Feeding your good bacteria makes more good bacteria. There is also evidence that abstaining from food benefits the gut microbiome. While the exact mechanisms are not fully understood, a study that monitored a group of individuals who fasted for 16 hours per day for 30 days of Ramadan, found that they had a significant increase in bacterial diversity compared to the control group (11).
The takeaway is this: by avoiding ultra-processed foods, eating a variety of whole foods in a shortened eating window, and taking a high-quality probiotic, you can positively impact your gut microbiome, removing barriers to an efficiently running metabolism.
Thank you for reading and have a wonderful week!
(1) Turnbaugh, Peter J., et al. “An obesity-associated gut microbiome with increased capacity for energy harvest.” nature 444.7122 (2006): 1027-1031.
(2) Caricilli, Andrea M., and Mario JA Saad. “The role of gut microbiota on insulin resistance.” Nutrients 5.3 (2013): 829-851.
(3) Gérard, Céline, and Hubert Vidal. “Impact of gut microbiota on host glycemic control.” Frontiers in endocrinology 10 (2019): 29.
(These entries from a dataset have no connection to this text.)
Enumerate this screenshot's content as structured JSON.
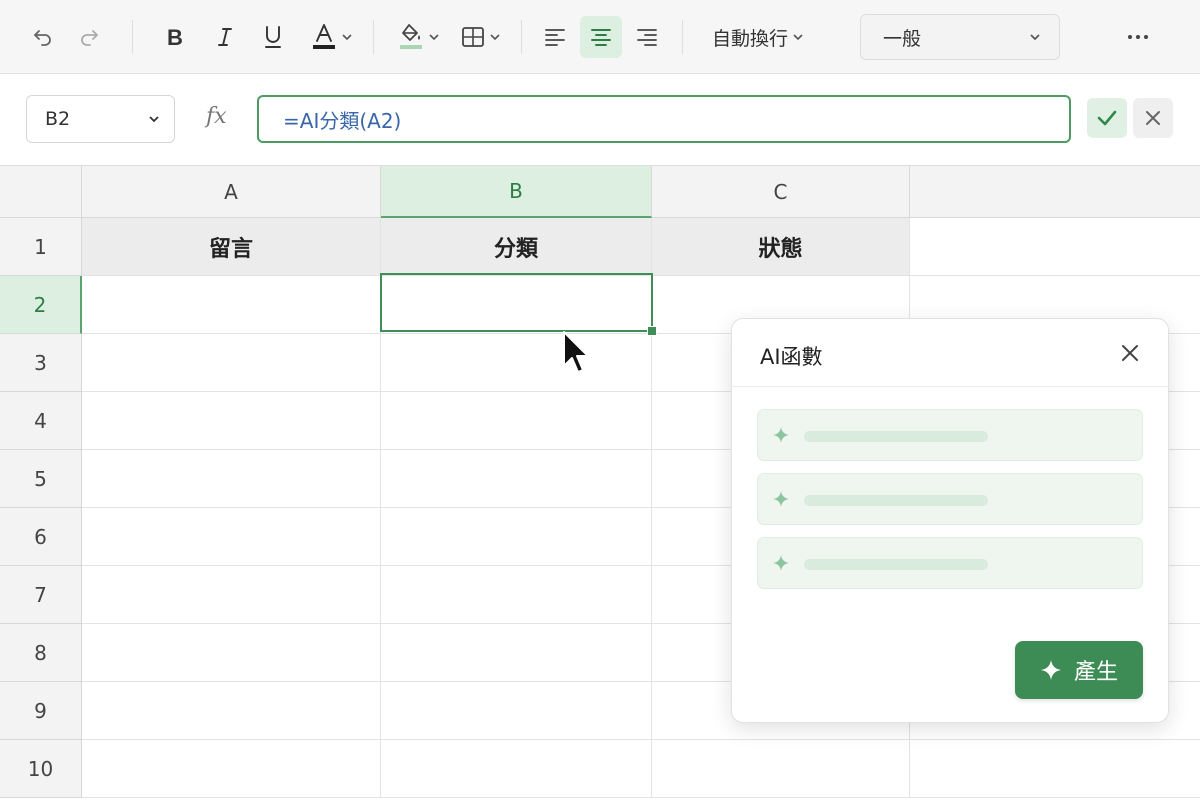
{
  "toolbar": {
    "wrap_label": "自動換行",
    "number_format": "一般",
    "icons": [
      "undo-icon",
      "redo-icon",
      "bold-icon",
      "italic-icon",
      "underline-icon",
      "font-color-icon",
      "fill-color-icon",
      "borders-icon",
      "align-left-icon",
      "align-center-icon",
      "align-right-icon",
      "more-icon"
    ],
    "active_align": "center",
    "accent_color": "#3e8c55",
    "font_color_bar": "#222222",
    "fill_color_bar": "#a9d7b4"
  },
  "formula_bar": {
    "cell_ref": "B2",
    "fx_label": "fx",
    "formula": "=AI分類(A2)"
  },
  "sheet": {
    "columns": [
      "A",
      "B",
      "C"
    ],
    "rows": [
      "1",
      "2",
      "3",
      "4",
      "5",
      "6",
      "7",
      "8",
      "9",
      "10"
    ],
    "selected_cell": "B2",
    "header_row": [
      "留言",
      "分類",
      "狀態"
    ]
  },
  "ai_panel": {
    "title": "AI函數",
    "suggestions_count": 3,
    "generate_label": "產生"
  }
}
(4) Al Bander, Zahraa, et al. “The gut microbiota and inflammation: an overview.” International journal of environmental research and public health 17.20 (2020): 7618.
(5) Alcock, Joe, Carlo C. Maley, and C. Athena Aktipis. “Is eating behavior manipulated by the gastrointestinal microbiota? Evolutionary pressures and potential mechanisms.” Bioessays 36.10 (2014): 940-949.
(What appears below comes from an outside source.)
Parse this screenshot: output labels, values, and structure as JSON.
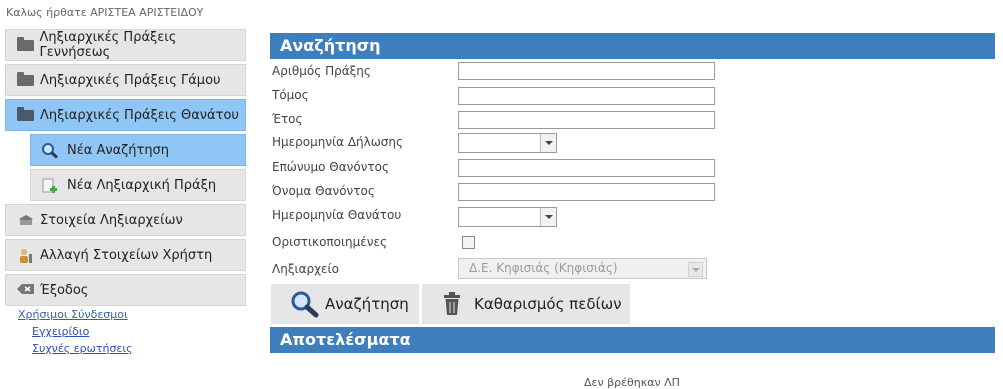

(6) Shi, Zumin. “Gut microbiota: An important link between western diet and chronic diseases.” Nutrients 11.10 (2019): 2287.
(7) Suez, Jotham, et al. “Artificial sweeteners induce glucose intolerance by altering the gut microbiota.” Nature 514.7521 (2014): 181-186.
(8) Le Chatelier, Emmanuelle, et al. “Richness of human gut microbiome correlates with metabolic markers.” Nature 500.7464 (2013): 541-546.
(9) Canani, Roberto Berni, et al. “Potential beneficial effects of butyrate in intestinal and extraintestinal diseases.” World journal of gastroenterology: WJG 17.12 (2011): 1519.
(10) Ríos-Covián, David, et al. “Intestinal short chain fatty acids and their link with diet and human health.” Frontiers in microbiology 7 (2016): 185.
(11) Larrick, Jasmine W., Andrew R. Mendelsohn, and James W. Larrick. “Beneficial gut microbiome remodeled during intermittent fasting in humans.” Rejuvenation Research 24.3 (2021): 234-237.